In the 1st column, find the largest element <= x. We know x must be in this row or after (lower). In the last column of the matrix, find the smallest element >= x. We know x must be in this row or before. Do the same thing with the first and last rows of the matrix. We have now defined a sub-matrix such that if x is in the matrix at all, it is in this sub-matrix.

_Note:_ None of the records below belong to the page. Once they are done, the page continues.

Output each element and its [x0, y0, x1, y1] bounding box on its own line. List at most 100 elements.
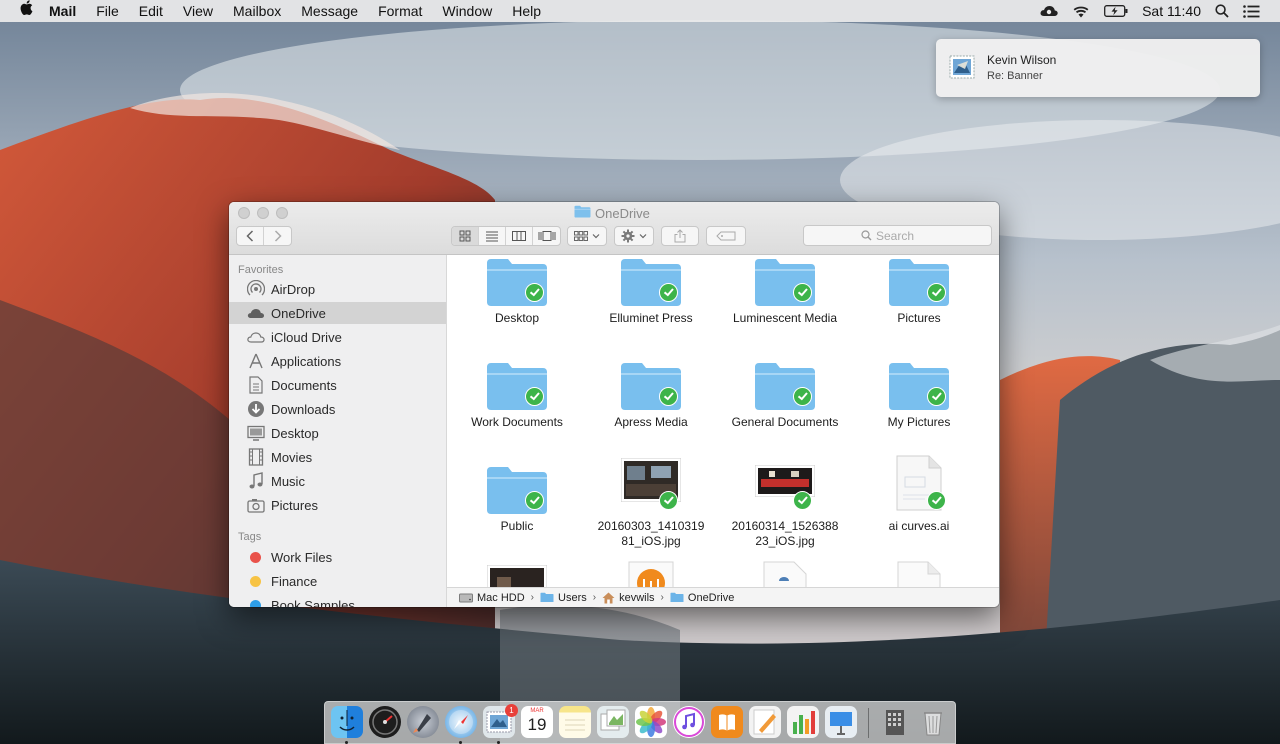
dock-photos-icon[interactable] — [635, 706, 667, 738]
menu-format[interactable]: Format — [368, 0, 432, 22]
folder-item-pictures[interactable]: Pictures — [854, 255, 984, 326]
icloud-icon — [247, 328, 265, 346]
sidebar-item-label: OneDrive — [271, 305, 326, 321]
sidebar-tag-work-files[interactable]: Work Files — [229, 546, 446, 568]
folder-item-general-documents[interactable]: General Documents — [720, 351, 850, 430]
menu-help[interactable]: Help — [502, 0, 551, 22]
dock-itunes-icon[interactable] — [673, 706, 705, 738]
photo-item-20160303[interactable]: 20160303_1410319 81_iOS.jpg — [586, 455, 716, 549]
path-segment-onedrive[interactable]: OneDrive — [670, 592, 734, 604]
back-button[interactable] — [237, 227, 264, 245]
folder-item-luminescent-media[interactable]: Luminescent Media — [720, 255, 850, 326]
spotlight-search-icon[interactable] — [1215, 4, 1229, 18]
synced-checkmark-icon — [659, 387, 678, 406]
search-input[interactable] — [876, 228, 934, 243]
dock-ibooks-icon[interactable] — [711, 706, 743, 738]
sidebar-item-music[interactable]: Music — [229, 470, 446, 492]
folder-item-my-pictures[interactable]: My Pictures — [854, 351, 984, 430]
menu-file[interactable]: File — [86, 0, 129, 22]
folder-item-elluminet-press[interactable]: Elluminet Press — [586, 255, 716, 326]
column-view-button[interactable] — [506, 227, 533, 245]
sidebar-item-onedrive[interactable]: OneDrive — [229, 302, 446, 324]
creative-cloud-icon[interactable] — [1040, 5, 1058, 17]
dock-numbers-icon[interactable] — [787, 706, 819, 738]
icon-view-button[interactable] — [452, 227, 479, 245]
close-window-button[interactable] — [238, 207, 250, 219]
item-name: Public — [500, 519, 534, 533]
dock-launchpad-icon[interactable] — [407, 706, 439, 738]
navigation-buttons — [236, 226, 292, 246]
document-icon — [897, 561, 941, 587]
finder-toolbar: OneDrive — [229, 202, 999, 255]
mail-notification-banner[interactable]: Kevin Wilson Re: Banner — [936, 39, 1260, 97]
dock-trash-icon[interactable] — [917, 706, 949, 738]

Now repeat the algo on this sub-matrix... Something along these lines.
[YAAQ: Yet another arrays question.]
I think you cannot hope for more than O(N), which is attainable. (N is the width of the matrix).
Why you cannot hope for more
Imagine a matrix like this:
0 0 0 0 0 0 ... 0 0 x
0 0 0 0 0 0 ... 0 x 2
0 0 0 0 0 0 ... x 2 2
.....................
0 0 0 0 0 x ... 2 2 2
0 0 0 0 x 2 ... 2 2 2
0 0 0 x 2 2 ... 2 2 2
0 0 x 2 2 2 ... 2 2 2
0 x 2 2 2 2 ... 2 2 2
x 2 2 2 2 2 ... 2 2 2
where x is an unknown number (not the same number, ie. it might be a different one in every column). To satisfy the monotonicity of the matrix, you can place any of 0, 1, or 2 in all of the x places. So, to find if there is 1 in the matrix, you have to check all the x places, and there are N of them.
How to make it O(n)
Imagine you have to find first column indicies with number > q (a given number) for all rows. You start in the upper right corner of the matrix; if the number you see is greater, you go left; else go down. End when you are in the last row. The points where you went down are the places you search for. If any of them have the number you search for, you've found it.
This algorithm is O(n), because in each step, you either go left or down. Totally, it cannot go more than N times left and N times down. Therefore it's O(n).
Pick a corner element, one that is greatest in its row and smallest in its column (or the other way). Compare with x. Depending on the result of the comparison, you can exclude the row or the column from further search.
The new matrix has sum of dimensions decreased by 1, compared to the original one. Apply the above iteratively. After 2*n steps you end up with a 1x1 matrix.
If "the rows and columns are monotonically increasing" means that the values in each (row,col) increase such that for any row, (rowM,col1) < (rowM,col2) < ... < (rowM,colN) < (rowM+1,col1) ...
Then you can just treat it as a 1 dimensional array that is sorted from smallest to largest, and do a standard binary search, by sampling the item that is 1/2(rows * cols) fron the start, then sampling the element that is 1/4(rows * cols) behind (if the first element sampled is > x) or ahead (if the first element sampled is < x), and so forth.